Since 2005, the number of Vermont children served through early intervention has almost doubled. Contributing factors to this increase include better identification of things like social-communication disorders. The increase in substance abuse has also led to babies born with delays or at risk of having a delay. And, the rise in the number of children in protective custody demonstrates the increased need for early intervention since children who experience abuse or neglect are more at risk for physical, cognitive, and social-emotional delays.
There are 12 regional host agencies of early intervention in the state with the Winston Prouty Center, which was designated the Part C provider in Windham County when the law was developed and implemented in the early 1990s. In 2000, Prouty supported 25 to 30 families. Now it averages 65 to 70 families in the program during any given month.
Over the last two decades, families’ lives have become more complicated, with more people struggling to find and maintain stable housing, afford basic living items like heat and food, and deal with complex issues like mental health and addiction. Being able to support a child successfully means working closely with the family and helping them find ways to understand their child’s development and support it within the context of their situation.
Because it is such a unique job, combining teaching, coaching, home visiting, direct service, and family support, it can be difficult to attract qualified professionals. In Vermont, we also face a shortage of specialty providers such as speech language pathologists who work with young children. If we do not invest in these supports and services early on it will end up costing much more in the long run, particularly in special education at the elementary and high school level.

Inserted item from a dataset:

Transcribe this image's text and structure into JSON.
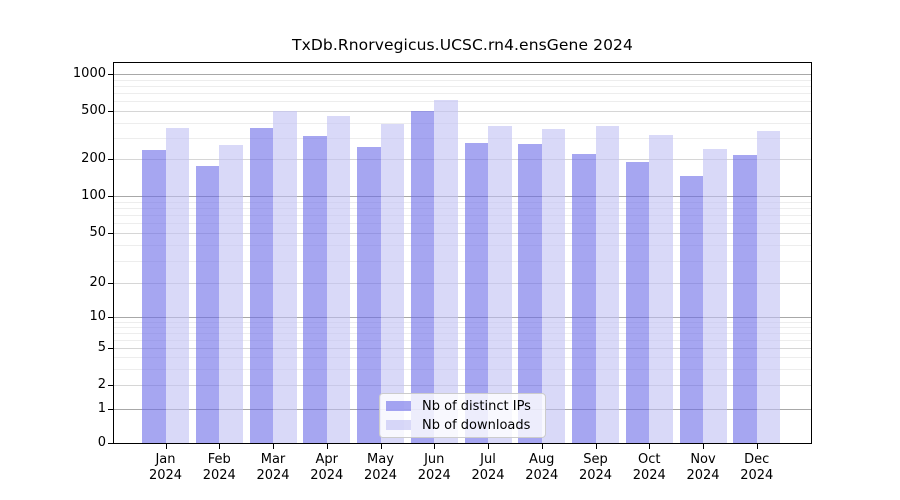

One of the reasons that birth to 3 is such a critical time for early intervention is that the developing brain is more capable of change during these years given its rate of growth. The brain is 80% developed by age 3 and 90% by age 5 before children even get to kindergarten. The early years are essential for building the strong foundation needed for future success in school and beyond. Early intervention makes a world of difference.
Chloe Learey is the executive director of Winston Prouty Center for Child and Family Development in Brattleboro which is celebrating its 50th anniversary this year. She serves on the Building Bright Futures State Advisory Council, a governor-appointed body that advises the Administration and Legislature on early childhood care, health and education systems.